The Girl Who Refused to Disappear: The Sarah Qureshi Story
Imagine sitting in a classroom full of men who are silently betting on how long you will last. No other girl beside you. No expectation that you will make it past the first semester. Now imagine not only surviving that room, but walking out years later having invented something that could change the way every airplane on Earth affects the sky.
That is not fiction. That is the story of Sarah Qureshi.
Born in Islamabad, Sarah grew up in a home where science was not just a subject, but part of everyday life. Her father, Masood Latif Qureshi, a physicist and inventor with a deep connection to aviation, often allowed her to sit beside him while he worked on engines.
While other children played outside, she learned how machines behaved, how systems responded, and how ideas became engineering. That early exposure shaped a curiosity that never left her.
Even before completing her degree, she was already working. Between 1997 and 2000, while still a student, she interned in engineering roles, gaining hands-on experience long before most of her peers had entered a workshop.
Then came engineering school.
When Sarah enrolled at the National University of Sciences and Technology (NUST) to study mechanical engineering, she quickly realized she was the only woman in her class. Not one of a few. The only one. Every classmate, every lab partner, and every expectation in the room reflected a world that had not been designed for her presence.
She has described the experience as difficult but formative. She had to work harder, prove herself repeatedly, and endure silence where others might have found support. What sustained her was her family and a small circle of mentors who refused to let her quit. In 2001, she graduated with a bachelor’s degree in mechanical engineering, having outlasted every doubt placed in her path.
After graduation, she entered Pakistan’s automotive industry, gaining practical engineering experience. Along the way, she also earned her private pilot’s license—an early signal of the direction her ambitions were beginning to take.

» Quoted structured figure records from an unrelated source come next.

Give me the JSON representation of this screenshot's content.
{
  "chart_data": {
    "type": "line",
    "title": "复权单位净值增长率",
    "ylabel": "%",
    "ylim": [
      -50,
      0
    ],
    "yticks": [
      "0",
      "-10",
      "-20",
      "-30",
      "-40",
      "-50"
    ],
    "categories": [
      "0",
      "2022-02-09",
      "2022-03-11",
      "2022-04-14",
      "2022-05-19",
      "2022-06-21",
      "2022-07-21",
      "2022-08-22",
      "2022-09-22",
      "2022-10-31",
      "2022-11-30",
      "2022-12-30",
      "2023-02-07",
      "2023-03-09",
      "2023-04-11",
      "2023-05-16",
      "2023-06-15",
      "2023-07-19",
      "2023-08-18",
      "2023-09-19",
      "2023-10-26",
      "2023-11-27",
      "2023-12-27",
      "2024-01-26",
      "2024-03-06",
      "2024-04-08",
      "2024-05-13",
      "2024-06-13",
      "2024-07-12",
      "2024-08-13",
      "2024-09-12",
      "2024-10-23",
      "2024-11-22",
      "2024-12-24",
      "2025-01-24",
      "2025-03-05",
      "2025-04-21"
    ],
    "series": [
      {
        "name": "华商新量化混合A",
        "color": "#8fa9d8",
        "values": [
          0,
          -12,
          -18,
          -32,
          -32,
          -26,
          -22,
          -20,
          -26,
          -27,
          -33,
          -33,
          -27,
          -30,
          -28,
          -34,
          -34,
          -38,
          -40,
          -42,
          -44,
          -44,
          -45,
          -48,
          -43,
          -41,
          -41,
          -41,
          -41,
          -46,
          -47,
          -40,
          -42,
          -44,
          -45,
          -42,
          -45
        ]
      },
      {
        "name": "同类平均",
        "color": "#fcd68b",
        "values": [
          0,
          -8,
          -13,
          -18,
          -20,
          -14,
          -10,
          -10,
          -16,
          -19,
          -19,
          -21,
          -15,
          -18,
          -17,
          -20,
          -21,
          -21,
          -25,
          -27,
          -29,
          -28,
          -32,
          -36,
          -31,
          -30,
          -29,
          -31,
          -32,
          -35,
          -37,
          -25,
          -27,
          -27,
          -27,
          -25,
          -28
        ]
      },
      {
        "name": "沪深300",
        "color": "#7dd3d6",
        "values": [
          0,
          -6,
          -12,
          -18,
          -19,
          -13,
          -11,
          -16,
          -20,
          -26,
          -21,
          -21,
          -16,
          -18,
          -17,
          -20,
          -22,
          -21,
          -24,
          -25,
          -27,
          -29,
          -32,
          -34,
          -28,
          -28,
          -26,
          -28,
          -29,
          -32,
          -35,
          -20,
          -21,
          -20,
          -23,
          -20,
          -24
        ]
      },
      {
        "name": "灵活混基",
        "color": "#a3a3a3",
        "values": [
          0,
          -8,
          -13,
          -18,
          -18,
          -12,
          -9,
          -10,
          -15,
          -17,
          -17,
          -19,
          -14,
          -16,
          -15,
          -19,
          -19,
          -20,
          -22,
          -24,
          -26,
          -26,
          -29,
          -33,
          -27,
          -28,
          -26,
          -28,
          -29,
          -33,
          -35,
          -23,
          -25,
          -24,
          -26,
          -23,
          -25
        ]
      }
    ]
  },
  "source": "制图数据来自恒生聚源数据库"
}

She later moved to the United Kingdom to pursue advanced studies at Cranfield University, one of the world’s leading aerospace research institutions. There, she completed a master’s degree in aerospace dynamics and continued her training in aviation. She went on to pursue a PhD in aerospace propulsion.
Between 2015 and 2017, during her doctoral research, she also supervised master’s students working on jet engine technologies. The same student who once sat alone in a classroom was now guiding others in the field.
Around this time, everything began to converge.
In 2017, she and her father co-founded Aero Engine Craft, an aerospace innovation company focused on environmentally responsible aviation. She served as CEO, leading both research and development efforts.
By 2018, while working on her PhD research, she identified a critical gap in aviation science that had long been overlooked: contrails—those white streaks left by aircraft that contribute significantly to global warming. Rather than attempting to avoid them, she and her father pursued a more ambitious idea: eliminating them at the source.
Their solution involved integrating a condensation system into a jet engine design to prevent contrail formation during flight. The concept evolved into a working prototype designed for real-world testing.
The invention secured two international patents. While full commercial deployment would still require years of development, the innovation marked a major step forward in climate-conscious aviation technology and placed Pakistan’s private sector on the global map for environmental engineering.
Recognition followed.
In 2023, she received the Study UK Alumni Award in Pakistan for Science and Sustainability. In 2024, she was awarded the Tamgha-i-Imtiaz, one of Pakistan’s highest civilian honours, for her contributions to science and engineering. By 2025, she was named among the Asian Scientist 100, highlighting her influence in advancing scientific innovation in the region.
The girl who once sat alone in a classroom filled with doubt is now part of a global conversation on climate and aviation. She did not simply survive being underestimated.
She transformed it into fuel for invention.
And in doing so, she turned isolation into impact, and persistence into progress.